0.5

31 9 2
                                    

"Hai cewek. Kosong gak?"

Aku menengok dan menemukan Darren dengan ransel hitam di pundaknya.

"Duduk gih."

"Asiik."

"Tapi pelataran perpus sepi tuh, Ren?" tanyaku.

"Ini gue diusir maksudnya hah????"

"GAK ASTAGA. Bercanda doang. Tapi serius nanyanya."

"Kalo sendirian gue kayak kelihatan menyedihkan gitu loh, Din."

Aku mengangguk.

"Kelas lo udah kelar semua nih?" tanyaku.

Gantian dia yang ngangguk. "He eh. Nunggu Latihan nanti jam tiga. Males gue kalo balik ke apart. Lo?"

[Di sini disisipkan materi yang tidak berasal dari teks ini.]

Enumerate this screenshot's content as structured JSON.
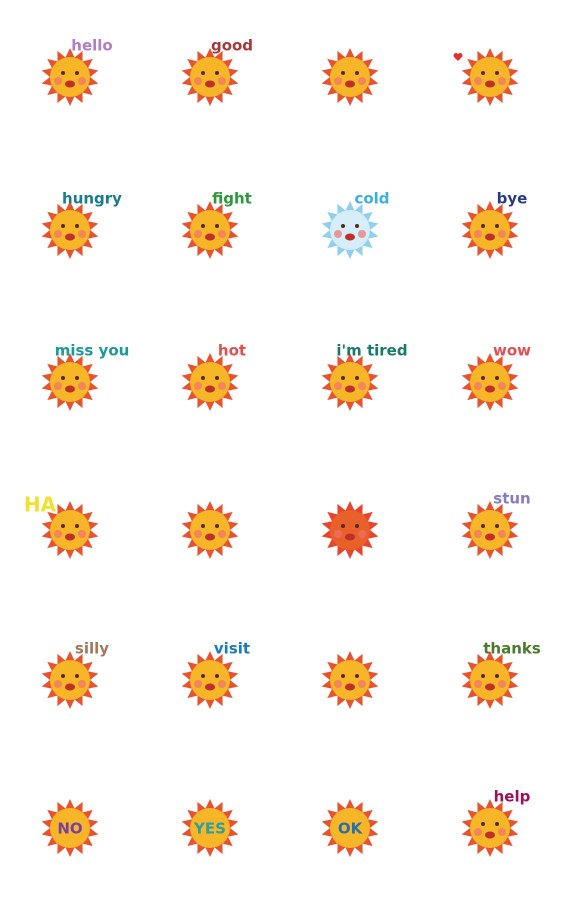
{
  "stickers": [
    {
      "label": "hello",
      "label_color": "#b57ac8",
      "ray_color": "#e8532f",
      "face_color": "#f7b528"
    },
    {
      "label": "good",
      "label_color": "#a23a3a",
      "ray_color": "#e8532f",
      "face_color": "#f7b528"
    },
    {
      "ray_color": "#e8532f",
      "face_color": "#f7b528"
    },
    {
      "ray_color": "#e8532f",
      "face_color": "#f7b528"
    },
    {
      "label": "hungry",
      "label_color": "#1a7d8a",
      "ray_color": "#e8532f",
      "face_color": "#f7b528"
    },
    {
      "label": "fight",
      "label_color": "#2a9a3a",
      "ray_color": "#e8532f",
      "face_color": "#f7b528"
    },
    {
      "label": "cold",
      "label_color": "#3ab0e0",
      "ray_color": "#8fd0f0",
      "face_color": "#d6eefa"
    },
    {
      "label": "bye",
      "label_color": "#2a3a8a",
      "ray_color": "#e8532f",
      "face_color": "#f7b528"
    },
    {
      "label": "miss you",
      "label_color": "#1a9a9a",
      "ray_color": "#e8532f",
      "face_color": "#f7b528"
    },
    {
      "label": "hot",
      "label_color": "#e05050",
      "ray_color": "#e8532f",
      "face_color": "#f7b528"
    },
    {
      "label": "i'm tired",
      "label_color": "#1a7a6a",
      "ray_color": "#e8532f",
      "face_color": "#f7b528"
    },
    {
      "label": "wow",
      "label_color": "#e05050",
      "ray_color": "#e8532f",
      "face_color": "#f7b528"
    },
    {
      "label": "HA",
      "label_color": "#f0e030",
      "ray_color": "#e8532f",
      "face_color": "#f7b528"
    },
    {
      "ray_color": "#e8532f",
      "face_color": "#f7b528"
    },
    {
      "ray_color": "#e8452a",
      "face_color": "#e8602a"
    },
    {
      "label": "stun",
      "label_color": "#8a7ac0",
      "ray_color": "#e8532f",
      "face_color": "#f7b528"
    },
    {
      "label": "silly",
      "label_color": "#a0785a",
      "ray_color": "#e8532f",
      "face_color": "#f7b528"
    },
    {
      "label": "visit",
      "label_color": "#1a7ac0",
      "ray_color": "#e8532f",
      "face_color": "#f7b528"
    },
    {
      "ray_color": "#e8532f",
      "face_color": "#f7b528"
    },
    {
      "label": "thanks",
      "label_color": "#4a7a2a",
      "ray_color": "#e8532f",
      "face_color": "#f7b528"
    },
    {
      "face_text": "NO",
      "face_text_color": "#7b3fa0",
      "ray_color": "#e8532f",
      "face_color": "#f7b528"
    },
    {
      "face_text": "YES",
      "face_text_color": "#2aa0a0",
      "ray_color": "#e8532f",
      "face_color": "#f7b528"
    },
    {
      "face_text": "OK",
      "face_text_color": "#2a6fa8",
      "ray_color": "#e8532f",
      "face_color": "#f7b528"
    },
    {
      "label": "help",
      "label_color": "#a0105a",
      "ray_color": "#e8532f",
      "face_color": "#f7b528"
    }
  ]
}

"Masih ngerjain tugas sih, satu nomor lagi kelar. Abis itu pulang."

"Rajin banget."

"Bukan anjir. Gue mau tidur abis ini."

Setelahnya, yang namanya Darren Natapraja cuma ngescroll handphone sambil cekikikan sendiri. Lucu banget, sih.

"Darren."

"Ha?" katanya sambil mengangkat kepalanya, menatapku.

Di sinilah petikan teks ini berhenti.